Art. 12, 14, 20a GG; §§ 5, 26, 67 BNatSchG; Art. 10, 11, 45 Bay-NatSchG 1998 (hohe Anforderungen an eine Verneinung des Rechtsschutzbedürfnisses einer Verpflichtungsklage auf landschaftsschutzgebietsbezogene Erlaubnis oder Befreiung wegen bloß hypothetischer Möglichkeit bauaufsichtlicher Maßnahmen; zu den Anforderungen an landwirtschaftliche Bauwerke [hier: Fahrsilo] in einem Landschaftsschutzgebiet bei Bestehen von landschaftsschonenderen Alternativen)
Amtliche Leitsätze:
- Das Rechtsschutzbedürfnis für eine Verpflichtungsklage auf Erteilung einer naturschutzrechtlichen Erlaubnis gemäß einer Landschaftsschutzgebietsverordnung beziehungsweise auf Verbescheidung einer diesbezüglichen Befreiung (§ 67 Abs. 1 BNatSchG) entfällt regelmäßig nicht schon wegen materieller Baurechtswidrigkeit und einer bloß hypothetischen Möglichkeit, eine bauaufsichtliche Verfügung zu erlassen (in Fortführung von BVerwG, U.v. 17.10.1989 – 1 C 18.87 – BVerwGE 84, 11/13 m. w. N.).

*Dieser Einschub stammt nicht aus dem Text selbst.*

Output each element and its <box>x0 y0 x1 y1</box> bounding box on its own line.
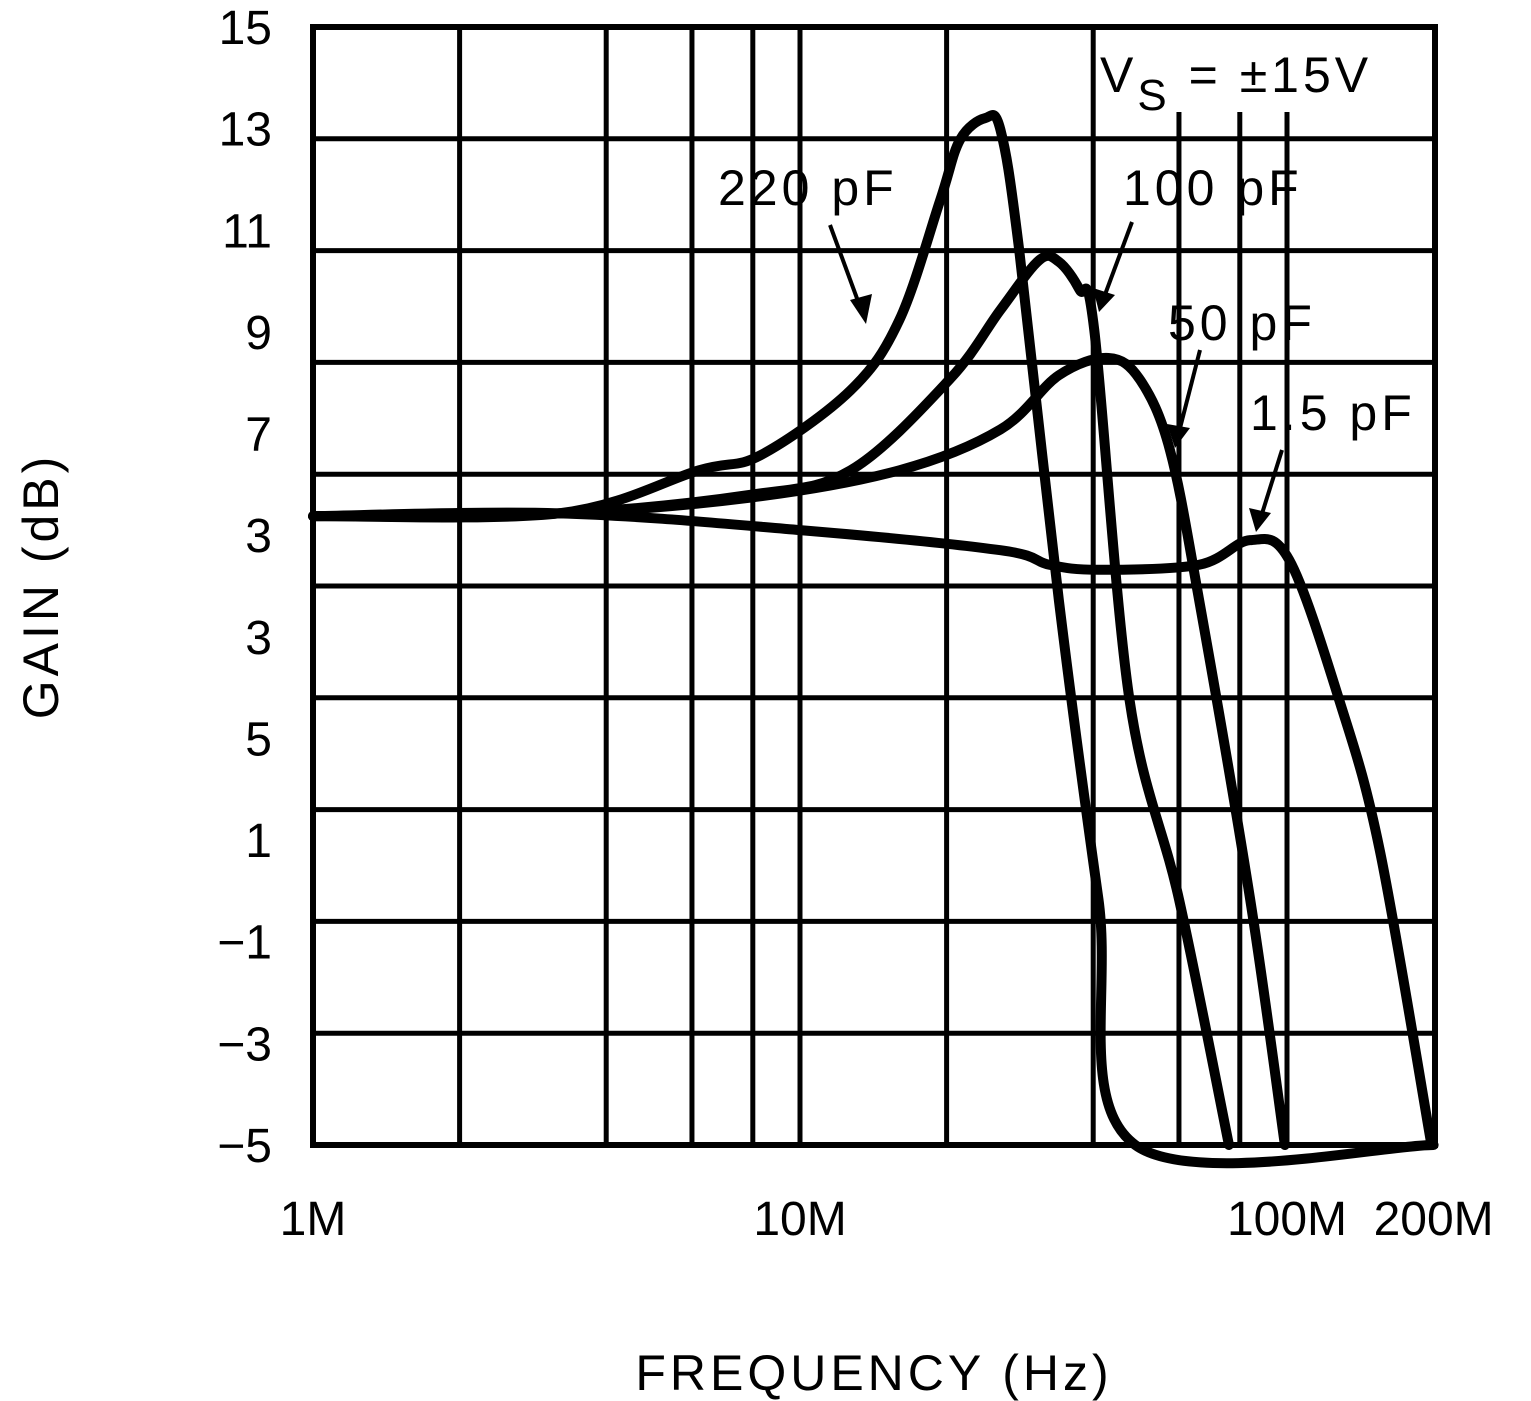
x-tick-labels: 1M 10M 100M 200M <box>280 1193 1494 1246</box>
x-tick-label: 1M <box>280 1193 347 1246</box>
curves <box>308 110 1439 1169</box>
y-tick-label: 11 <box>222 205 272 258</box>
x-tick-label: 10M <box>753 1193 846 1246</box>
y-tick-label: 15 <box>219 2 272 55</box>
series-label-220pf: 220 pF <box>718 160 898 216</box>
y-tick-label: −1 <box>217 917 272 970</box>
y-tick-label: 7 <box>245 409 272 462</box>
x-tick-label: 200M <box>1374 1193 1494 1246</box>
series-curve-50-pf <box>308 352 1290 1150</box>
y-tick-label: 3 <box>245 612 272 665</box>
y-tick-label: 5 <box>245 713 272 766</box>
series-curve-220-pf <box>308 110 1439 1169</box>
y-tick-label: −3 <box>217 1018 272 1071</box>
y-tick-label: −5 <box>217 1120 272 1173</box>
annotation-box <box>1096 30 1432 112</box>
arrow-50pf <box>1176 349 1202 437</box>
plot-frame <box>310 24 1438 1148</box>
arrowhead-50pf <box>1167 424 1190 448</box>
y-axis-label: GAIN (dB) <box>13 453 69 720</box>
series-label-100pf: 100 pF <box>1123 160 1303 216</box>
x-axis-label: FREQUENCY (Hz) <box>635 1345 1112 1401</box>
x-tick-label: 100M <box>1227 1193 1347 1246</box>
y-tick-label: 1 <box>245 815 272 868</box>
arrowhead-220pf <box>850 294 872 324</box>
y-tick-label: 13 <box>219 104 272 157</box>
series-label-1-5pf: 1.5 pF <box>1250 385 1416 441</box>
arrowhead-100pf <box>1093 288 1115 312</box>
series-curve-1-5-pf <box>308 507 1437 1150</box>
y-tick-labels: 15 13 11 9 7 3 3 5 1 −1 −3 −5 <box>217 2 272 1173</box>
annotation-vs: VS = ±15V <box>1100 47 1372 120</box>
arrow-220pf <box>828 224 864 313</box>
series-label-50pf: 50 pF <box>1168 295 1316 351</box>
y-tick-label: 3 <box>245 510 272 563</box>
arrowhead-1-5pf <box>1249 508 1271 532</box>
arrow-1-5pf <box>1258 449 1284 521</box>
y-tick-label: 9 <box>245 307 272 360</box>
arrow-100pf <box>1101 221 1134 301</box>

- Auch privilegierte Außenbereichsvorhaben im Sinn von § 35 Abs. 1 BauGB können im Kontext von § 26 Abs. 2, § 5 Abs. 1 BNatSchG im Hinblick auf die von Landschaftsschutzgebietsverordnungen erfassten Belange des Naturschutzes und der Landschaftspflege verboten sein (in Fortführung von BVerwG, U.v. 13.04.1983 – 4 C 21.79 – BVerwGE 67, 84/86; B.v. 02.02.2000 – 4 B 104.99 – BauR 2000, 1311 m. w. N.).
- Für die Annahme einer unzumutbaren Belastung im Sinn von § 67 Abs. 1 Satz 1 Nr. 2 BNatSchG reicht das Vorliegen einer (landwirtschaftlichen) Privilegierung im Sinn von § 35 Abs. 1 BauGB allein nicht aus, zumal für § 35 Abs. 1 Nr. 1 BauGB bloße „Vernünftigkeit“ genügt, wohingegen § 67 Abs. 1 Satz 1 Nr. 2 BNatSchG grundsätzlich erfordert, dass das Vorhaben für den landwirtschaftlichen Betrieb „notwendig oder gar unentbehrlich“ ist; im Hinblick auf diese „Notwendigkeit oder gar Unentbehrlichkeit“ ist auch nach „Standortalternativen“ zu fragen (im Anschluss an BayVGH, B.v. 14.11.2013 – 1 CS 13.1907 – NuR 2014, 514).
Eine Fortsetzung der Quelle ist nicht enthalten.